Ok, maybe no-one would misuse our systems, I'm giving up all my worldly goods and joining the promisekeepers anyway.

rsynnott

democrates wrote:

Ok, maybe no-one would misuse our systems, I'm giving up all my worldly goods and joining the promisekeepers anyway.

No, no, read my previous posts. By all means, clean up your user's input, but do it in a sensible way. This means escaping quotes. (There are certain specific circumstances where careful bounds checking may also be required). There's no point doing the equivalent of burning voodoo dolls of hackers; does you no good.

theexis

kbannon wrote:

As you say this is dangerous but if the various chars & quotes are escaped somehow, then is it dangerous? If it is, why so?

I think the main point was made earlier in the discussion. You should not be trying to "escape" everything that can possibly be wrong, you should actually just validate for an expected form of value using regular expressions etc.
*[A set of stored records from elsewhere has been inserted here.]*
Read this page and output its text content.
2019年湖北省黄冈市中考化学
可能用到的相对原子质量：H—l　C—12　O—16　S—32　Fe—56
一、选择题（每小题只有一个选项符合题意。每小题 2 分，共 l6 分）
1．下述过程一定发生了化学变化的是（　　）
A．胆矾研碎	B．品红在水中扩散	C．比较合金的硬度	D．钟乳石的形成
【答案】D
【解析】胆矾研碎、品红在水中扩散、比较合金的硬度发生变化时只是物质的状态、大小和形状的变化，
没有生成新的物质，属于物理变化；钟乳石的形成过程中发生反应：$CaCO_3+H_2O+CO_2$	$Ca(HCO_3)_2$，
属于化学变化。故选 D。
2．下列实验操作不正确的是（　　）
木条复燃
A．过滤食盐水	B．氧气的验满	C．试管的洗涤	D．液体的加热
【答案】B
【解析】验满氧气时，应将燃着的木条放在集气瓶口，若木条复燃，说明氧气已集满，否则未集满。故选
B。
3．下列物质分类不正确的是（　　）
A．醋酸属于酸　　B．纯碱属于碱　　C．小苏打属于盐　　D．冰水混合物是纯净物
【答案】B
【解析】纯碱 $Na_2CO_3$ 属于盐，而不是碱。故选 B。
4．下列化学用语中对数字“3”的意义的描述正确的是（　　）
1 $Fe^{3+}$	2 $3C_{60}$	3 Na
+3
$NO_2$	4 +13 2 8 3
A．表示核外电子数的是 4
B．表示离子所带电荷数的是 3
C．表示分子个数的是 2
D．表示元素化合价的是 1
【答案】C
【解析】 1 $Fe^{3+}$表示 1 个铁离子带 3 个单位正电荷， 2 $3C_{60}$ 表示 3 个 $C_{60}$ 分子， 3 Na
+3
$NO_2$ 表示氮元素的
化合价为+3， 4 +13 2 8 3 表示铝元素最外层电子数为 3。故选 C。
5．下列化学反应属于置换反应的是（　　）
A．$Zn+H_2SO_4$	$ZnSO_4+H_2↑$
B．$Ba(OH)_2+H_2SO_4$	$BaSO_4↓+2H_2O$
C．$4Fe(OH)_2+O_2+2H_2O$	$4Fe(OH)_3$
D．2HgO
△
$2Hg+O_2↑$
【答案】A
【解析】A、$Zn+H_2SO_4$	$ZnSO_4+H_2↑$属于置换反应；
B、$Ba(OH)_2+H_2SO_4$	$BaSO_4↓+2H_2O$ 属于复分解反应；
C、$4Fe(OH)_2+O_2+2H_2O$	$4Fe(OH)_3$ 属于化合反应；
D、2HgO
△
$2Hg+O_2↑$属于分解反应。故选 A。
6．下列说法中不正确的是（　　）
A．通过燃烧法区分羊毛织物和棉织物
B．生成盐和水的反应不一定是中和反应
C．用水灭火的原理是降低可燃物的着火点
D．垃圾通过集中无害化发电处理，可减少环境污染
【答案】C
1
Unless you know exactly how your database engine code works you can't possibly escape everything (e.g. are you familiar with how ADO handles Unicode surrogate characters or precomposed characters which can fold down to characters within the ASCII range?).

NutJob

This still a weird one


for example if i allow a username field to contain as an example

characters A-Z a-z 1-9 im safe anything else gets throwen out


now if i allow non alphas im starting to enter dangerous terratory especially if i echo these back

everyones aware of the effect of | on unix and %20 being used

but what about <> being allowed and #

Straight away im in cross site scripting target zone

So you will probably end up doing both filtering and paramaterisation but it depends greatly on what your needs are.

I prefer to create an acceptable character list and avoid non alpha numerics where at all possible (but i still filter)

am i paranoid Hell yea but its worth it

rsynnott

NutJob wrote:

This still a weird one


for example if i allow a username field to contain as an example

characters A-Z a-z 1-9 im safe anything else gets throwen out


now if i allow non alphas im starting to enter dangerous terratory especially if i echo these back

everyones aware of the effect of | on unix and %20 being used

but what about <> being allowed and #

Straight away im in cross site scripting target zone

So you will probably end up doing both filtering and paramaterisation but it depends greatly on what your needs are.

I prefer to create an acceptable character list and avoid non alpha numerics where at all possible (but i still filter)

am i paranoid Hell yea but its worth it

Those are not SQL injection issues, though, and are better dealt with before output that on insertion to database. For instance, if you are outputting a text file, you will want '<' to stay '<'; if you are outputting an HTML file you will probably want it to become '<'. Where your database is (or will ever be) used for more than one output medium, you should really store the original data intact, and worry about these issues at output.

seamus

I've written a good few internal php/mysql sections for work over the past while, and if there's one thing I've learned, it's that people will input invalid data, no matter how obvious you make the input format. You'll see commas in numbers, double quotes in single-word inputs.

I try to catch most invalid input using regular expressions, and then escape everything that's input. I can be a bit lax when doing internal sites, but for external ones, everything gets escaped - even input from drop-downs can be faked.